Marcel Haseu, integrante da ONG Só Direitos, que atua na região norte, realizando o trabalho de conscientização de populações em situação de vulnerabilidade, fala, nesse programa, sobre os resultados de uma pesquisa realizada pela entidade, que identificou como as mulheres são seduzidas por essas redes de aliciamento. Apesar das dificuldades enfrentadas por essas mulheres, Marcel explica que, em geral, elas "aceitam a violência como normal, inevitável, que têm de se submeter à violência". Segundo ele, essas mulheres não se identificam como vítimas, por estarem vindo de uma situação econômica extremamente difícil e complicada.

Aliciamento
Em geral, essas mulheres são vítimas de redes de aliciamento que realizam tráfico de pessoas para o trabalho na prostituição.

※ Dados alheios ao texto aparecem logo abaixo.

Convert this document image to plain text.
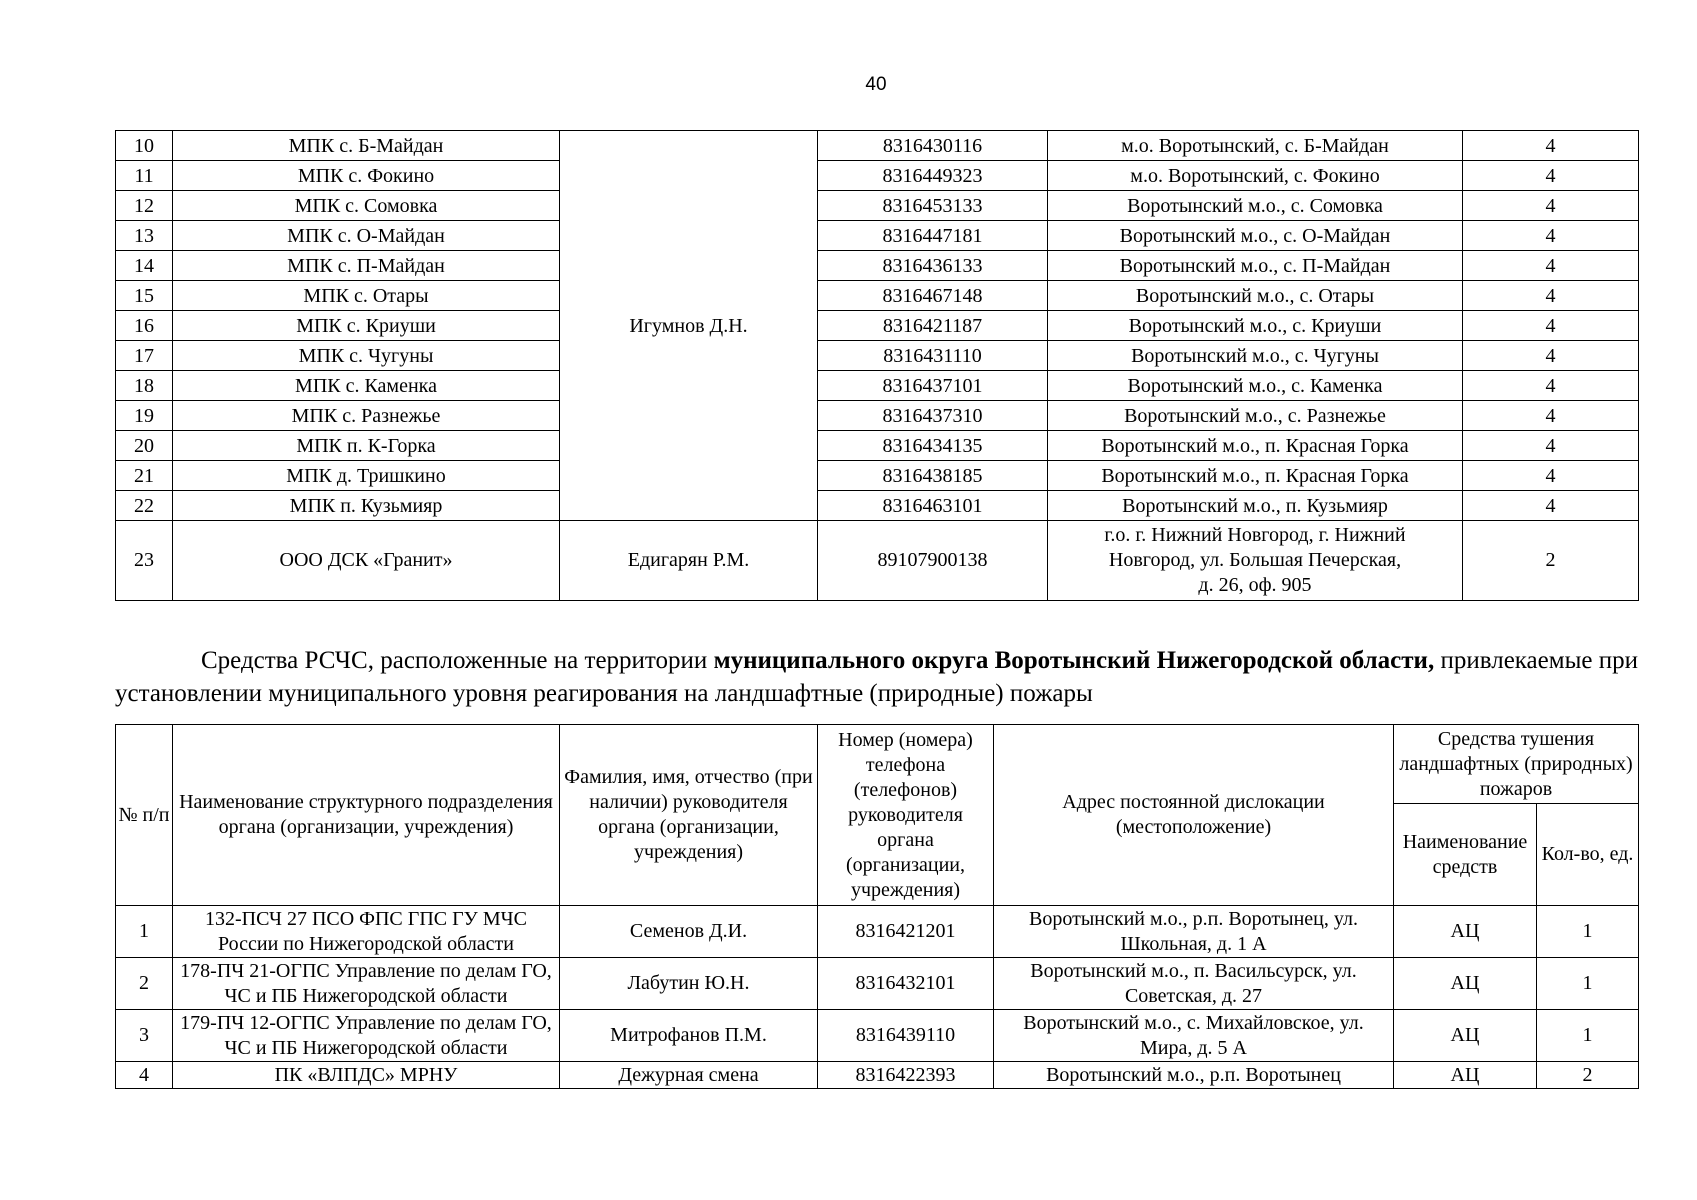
40
10	МПК с. Б-Майдан	Игумнов Д.Н.	8316430116	м.о. Воротынский, с. Б-Майдан	4
11	МПК с. Фокино		8316449323	м.о. Воротынский, с. Фокино	4
12	МПК с. Сомовка		8316453133	Воротынский м.о., с. Сомовка	4
13	МПК с. О-Майдан		8316447181	Воротынский м.о., с. О-Майдан	4
14	МПК с. П-Майдан		8316436133	Воротынский м.о., с. П-Майдан	4
15	МПК с. Отары		8316467148	Воротынский м.о., с. Отары	4
16	МПК с. Криуши		8316421187	Воротынский м.о., с. Криуши	4
17	МПК с. Чугуны		8316431110	Воротынский м.о., с. Чугуны	4
18	МПК с. Каменка		8316437101	Воротынский м.о., с. Каменка	4
19	МПК с. Разнежье		8316437310	Воротынский м.о., с. Разнежье	4
20	МПК п. К-Горка		8316434135	Воротынский м.о., п. Красная Горка	4
21	МПК д. Тришкино		8316438185	Воротынский м.о., п. Красная Горка	4
22	МПК п. Кузьмияр		8316463101	Воротынский м.о., п. Кузьмияр	4
23	ООО ДСК «Гранит»	Едигарян Р.М.	89107900138	г.о. г. Нижний Новгород, г. Нижний
Новгород, ул. Большая Печерская,
д. 26, оф. 905	2
Средства РСЧС, расположенные на территории муниципального округа Воротынский Нижегородской области, привлекаемые при установлении муниципального уровня реагирования на ландшафтные (природные) пожары
№ п/п	Наименование структурного подразделения органа (организации, учреждения)	Фамилия, имя, отчество (при наличии) руководителя органа (организации, учреждения)	Номер (номера) телефона (телефонов) руководителя органа (организации, учреждения)	Адрес постоянной дислокации (местоположение)	Средства тушения ландшафтных (природных) пожаров	
					Наименование средств	Кол-во, ед.
1	132-ПСЧ 27 ПСО ФПС ГПС ГУ МЧС России по Нижегородской области	Семенов Д.И.	8316421201	Воротынский м.о., р.п. Воротынец, ул. Школьная, д. 1 А	АЦ	1
2	178-ПЧ 21-ОГПС Управление по делам ГО, ЧС и ПБ Нижегородской области	Лабутин Ю.Н.	8316432101	Воротынский м.о., п. Васильсурск, ул. Советская, д. 27	АЦ	1
3	179-ПЧ 12-ОГПС Управление по делам ГО, ЧС и ПБ Нижегородской области	Митрофанов П.М.	8316439110	Воротынский м.о., с. Михайловское, ул. Мира, д. 5 А	АЦ	1
4	ПК «ВЛПДС» МРНУ	Дежурная смена	8316422393	Воротынский м.о., р.п. Воротынец	АЦ	2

Um problema que preocupa autoridades brasileiras no Suriname, que pouco podem fazer para interferir. Por questões diplomáticas. Segundo Marcel, esse tipo de exploração é tão comum que já se tornou corriqueiro para as pessoas que vivem naquele país ver mulheres brasileiras na prostituição.

Nossa reportagem traçou um quadro da realidade das mulheres brasileiras no Suriname, em geral, muito jovens. Nas conversas nas ruas, igrejas, clínicas e clubes, fica claro que a "ocupação" delas é encarada naturalmente. A quantidade de brasileiros e brasileiras no Suriname é tão expressiva, que existe até mesmo um programa de rádio dirigido especialmente a eles. Veiculado por uma emissora católica, o programa é apresentado pelo padre Virgílio da Silva. Esse profundo conhecedor das rotas que levam as meninas ao Suriname, também ajuda a explicar a situação por elas vivida no país vizinho.